Contre toute attente, selon le Coran, les notions du bien et du mal sont décrites comme relatives aux avantages et aux inconvénients induits. Parfois, le mal est prépondérant, alors cela est considéré mal, comme pour l'alcool (Cor. 2:219). Selon le Coran, chaque peuple a eu une loi propre (Cor. 5:48). Ainsi, la loi est décrite comme ayant changé en fonction du contexte sociologique et anthropologique. Ainsi, Salomon aurait fait sculpter des statues aux jinns (Cor. 34:13). Et les enfants d'Adam se seraient selon la tradition musulmane mariés entre-eux. Ce qui était un bien à une époque a pu devenir un mal dans un tout autre contexte. En jurisprudence islamique, on parle de مصالحة و المافسدة (avantage et désavantages). Rien n'est interdit ou permis de façon absolue, le porc peut se manger en cas de contrainte ou de faim (Cor. 2:173), le jeune se reporter, il n'y a donc pas de bien et de mal absolus en islam. Hormis le fait d'associer une chose ou un être à dieu. Une chose qui est bonne en un lieu et un temps donné pour une personne peut devenir un mal en un lieu ou un temps différents même pour la même personne. Le Coran laisse ainsi la porte entre-ouverte pour strictement tous les interdits, en prévoyant un changement de conjoncture sociale.

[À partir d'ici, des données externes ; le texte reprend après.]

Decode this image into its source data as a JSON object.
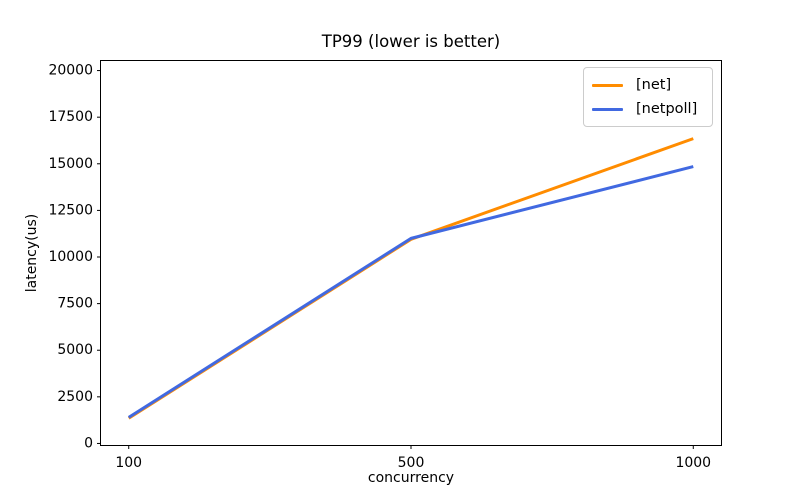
{
  "chart_data": {
    "type": "line",
    "title": "TP99 (lower is better)",
    "xlabel": "concurrency",
    "ylabel": "latency(us)",
    "categories": [
      "100",
      "500",
      "1000"
    ],
    "series": [
      {
        "name": "[net]",
        "color": "#ff8c00",
        "values": [
          1350,
          10950,
          16350
        ]
      },
      {
        "name": "[netpoll]",
        "color": "#4169e1",
        "values": [
          1400,
          11000,
          14850
        ]
      }
    ],
    "yticks": [
      0,
      2500,
      5000,
      7500,
      10000,
      12500,
      15000,
      17500,
      20000
    ],
    "ylim": [
      -110,
      20540
    ],
    "x_margin_frac": 0.05,
    "grid": false,
    "legend_position": "upper right",
    "line_width": 3,
    "spine_color": "#000000",
    "legend_border_color": "#cccccc"
  }
}
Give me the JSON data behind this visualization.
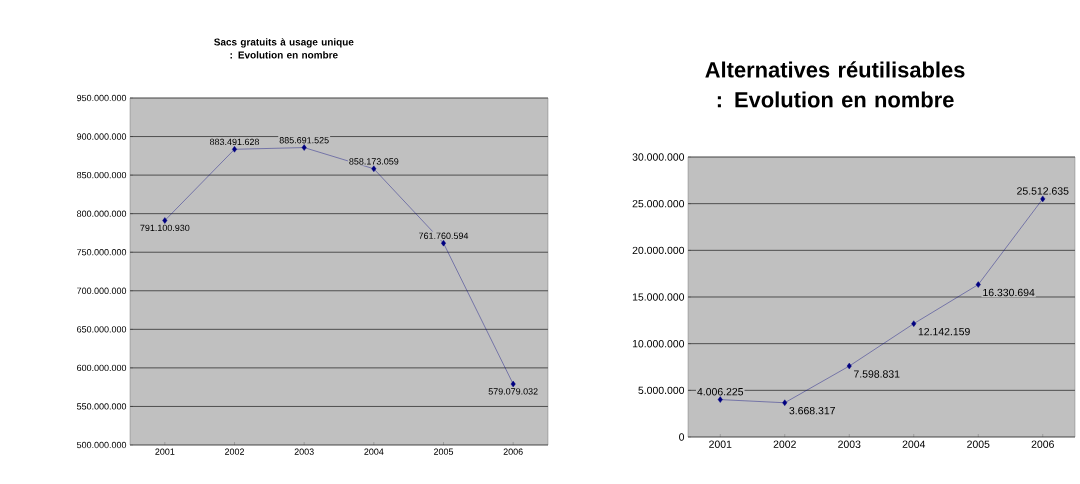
{
  "chart_data": [
    {
      "type": "line",
      "title": "Sacs gratuits à usage unique : Evolution en nombre",
      "categories": [
        "2001",
        "2002",
        "2003",
        "2004",
        "2005",
        "2006"
      ],
      "series": [
        {
          "color": "#000080",
          "values": [
            791100930,
            883491628,
            885691525,
            858173059,
            761760594,
            579079032
          ],
          "value_labels": [
            "791.100.930",
            "883.491.628",
            "885.691.525",
            "858.173.059",
            "761.760.594",
            "579.079.032"
          ]
        }
      ],
      "ylim": [
        500000000,
        950000000
      ],
      "yticks": [
        {
          "value": 500000000,
          "label": "500.000.000"
        },
        {
          "value": 550000000,
          "label": "550.000.000"
        },
        {
          "value": 600000000,
          "label": "600.000.000"
        },
        {
          "value": 650000000,
          "label": "650.000.000"
        },
        {
          "value": 700000000,
          "label": "700.000.000"
        },
        {
          "value": 750000000,
          "label": "750.000.000"
        },
        {
          "value": 800000000,
          "label": "800.000.000"
        },
        {
          "value": 850000000,
          "label": "850.000.000"
        },
        {
          "value": 900000000,
          "label": "900.000.000"
        },
        {
          "value": 950000000,
          "label": "950.000.000"
        }
      ],
      "grid": "y",
      "marker": "diamond",
      "line_style": "solid"
    },
    {
      "type": "line",
      "title": "Alternatives réutilisables : Evolution en nombre",
      "categories": [
        "2001",
        "2002",
        "2003",
        "2004",
        "2005",
        "2006"
      ],
      "series": [
        {
          "color": "#000080",
          "values": [
            4006225,
            3668317,
            7598831,
            12142159,
            16330694,
            25512635
          ],
          "value_labels": [
            "4.006.225",
            "3.668.317",
            "7.598.831",
            "12.142.159",
            "16.330.694",
            "25.512.635"
          ]
        }
      ],
      "ylim": [
        0,
        30000000
      ],
      "yticks": [
        0,
        {
          "value": 5000000,
          "label": "5.000.000"
        },
        {
          "value": 10000000,
          "label": "10.000.000"
        },
        {
          "value": 15000000,
          "label": "15.000.000"
        },
        {
          "value": 20000000,
          "label": "20.000.000"
        },
        {
          "value": 25000000,
          "label": "25.000.000"
        },
        {
          "value": 30000000,
          "label": "30.000.000"
        }
      ],
      "grid": "y",
      "marker": "diamond",
      "line_style": "solid"
    }
  ]
}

II. Le Bien et le Mal Sont-ils Absolus ?
La conception du Bien et du Mal est si profondément ancrée dans les esprits, que leur remise en question est extrêmement dérangeante. Au point que cela suggère immédiatement l'idée d'une pathologie. Or, si nous nous tentons à démontrer qu'une chose est bien ou mal, nous nous rendons compte que nous n'y parvenons étrangement pas. C'est ainsi, simplement... Sauf que quand nous discutons avec d'autres personnes, nous nous rendons compte que ces valeurs changent d'une personne à l'autre. Au point qu'il n'existe strictement aucune valeur sur laquelle tout le monde semble se rejoindre dans le temps et dans l'espace. Même le meurtre est toléré d'une manière ou d'une autre d'une communauté à une autre (avortement, peine de mort, guerre, euthanasie, crime d'honneur, ...), ou encore le vol (dans certaines tribus archaïques, tout appartient à tout le clan sans qu'il n'y ait de propriété propre, dans le Talmud un Juif peut s'approprier le bien d'un non-Juif, ...), l'adultère (échangisme inuit [1], ...), et ainsi pour absolument toute valeur que nous pensons universelle, nous nous apercevons qu'aucune ne s'impose comme acceptée par tous. Mais alors, d'où vient cette conception morale ou éthique, et a-t-elle une utilité sociale ou anthropologique ?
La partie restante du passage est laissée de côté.